"Wieczorem" (słońce jeszcze nad horyzontem) dopływamy do Tallinna. Z morza stolica Estonii wygląda jakoś tak przyjemniej niż dwie poprzednie - nie wiem, czemu; jeszcze może się dowiem.
Wjeżdżamy i powoli widzimy pewne cechy związane z okresem sowieckim, choć na pewno Estonia jest jednym z tych krajów, które najszybciej się z tamtej zapaści wyrwały - to tutaj ma być na przykład wkrótce wprowadzone euro (o ile nie wpłynął na to słynny kryzys) i to ten kraj zajmuje zawsze miejsca w czołówce unijnych rankingów komputeryzacji i "internetyzacji".
W jednym z oficjalnych serwisów czytamy: "Sieć publicznych punktów dostępowych do internetu pokrywa swym zasięgiem większość estońskich miast". Nasz
Lilleküla Hotell też oznaczony jest logo "wifi.ee", a ja w tej chwili po prostu podpiąłem się kablem do sieci.
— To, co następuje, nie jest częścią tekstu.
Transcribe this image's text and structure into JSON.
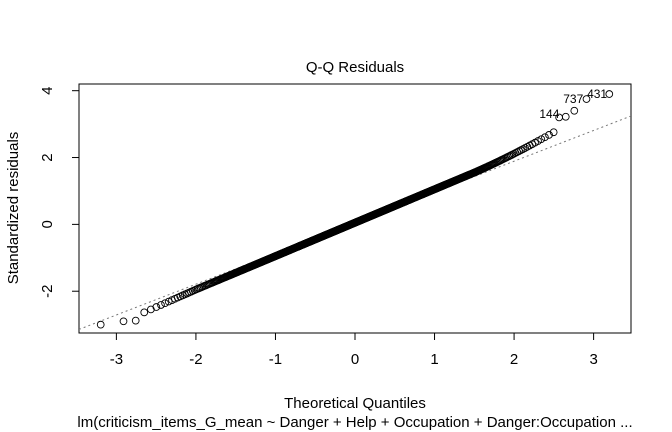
{
  "chart_data": {
    "type": "scatter",
    "title": "Q-Q Residuals",
    "xlabel": "Theoretical Quantiles",
    "ylabel": "Standardized residuals",
    "subtitle": "lm(criticism_items_G_mean ~ Danger + Help + Occupation + Danger:Occupation  ...",
    "xlim": [
      -3.47,
      3.47
    ],
    "ylim": [
      -3.25,
      4.2
    ],
    "xticks": [
      -3,
      -2,
      -1,
      0,
      1,
      2,
      3
    ],
    "yticks": [
      -2,
      0,
      2,
      4
    ],
    "xtick_labels": [
      "-3",
      "-2",
      "-1",
      "0",
      "1",
      "2",
      "3"
    ],
    "ytick_labels": [
      "-2",
      "0",
      "2",
      "4"
    ],
    "reference_line": {
      "intercept": 0.05,
      "slope": 0.92
    },
    "grid": false,
    "point_labels": [
      {
        "text": "431",
        "x": 3.22,
        "y": 3.9
      },
      {
        "text": "737",
        "x": 2.92,
        "y": 3.75
      },
      {
        "text": "144",
        "x": 2.62,
        "y": 3.3
      }
    ],
    "n_points": 900
  }
}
Nie dziwiło nas też, że na
m/s Baltic Princess, którym to estońskim promem tu przypłynęliśmy, był bezprzewodowy otwarty internet. Dla porównania, na polskim
m/f Scandinavia nie było nic, a na fińskim
m/s Gabriella - dwa stanowiska z internetem płatnym (pamiętam 50 centów za 3 minuty, dłużej wychodziło nieco taniej ;) ).
Często czyta się w Polsce o niechęci mieszkańców dawnych nadbałtyckich republik sowieckich do języka rosyjskiego. Ale obsługa promu porozumiewała się w tym właśnie słowiańskim języku, w Tallinnie widać pisane grażdanką reklamy. Recepcjonistka mówi po angielsku z wyraźnym rosyjskim akcentem... To jak to w końcu jest?
Do hotelu trafiamy niezupełnie celowo - zadzwoniwszy rano do zarezerwowanego hostelu, dowiadujemy się o "przekierowaniu" do Lilleküli, bo nasz hostel jest nieczynny. Wygląda na to, że wyszliśmy na tym całkiem dobrze.
(i) Lilleküla Hotell, Tallinn Kesklinn, Luha 18 B; trzeba tylko raz skręcić od drogi E67; można też dotrzeć tramwajem linij 3 i 4 oraz kilkoma autobusami.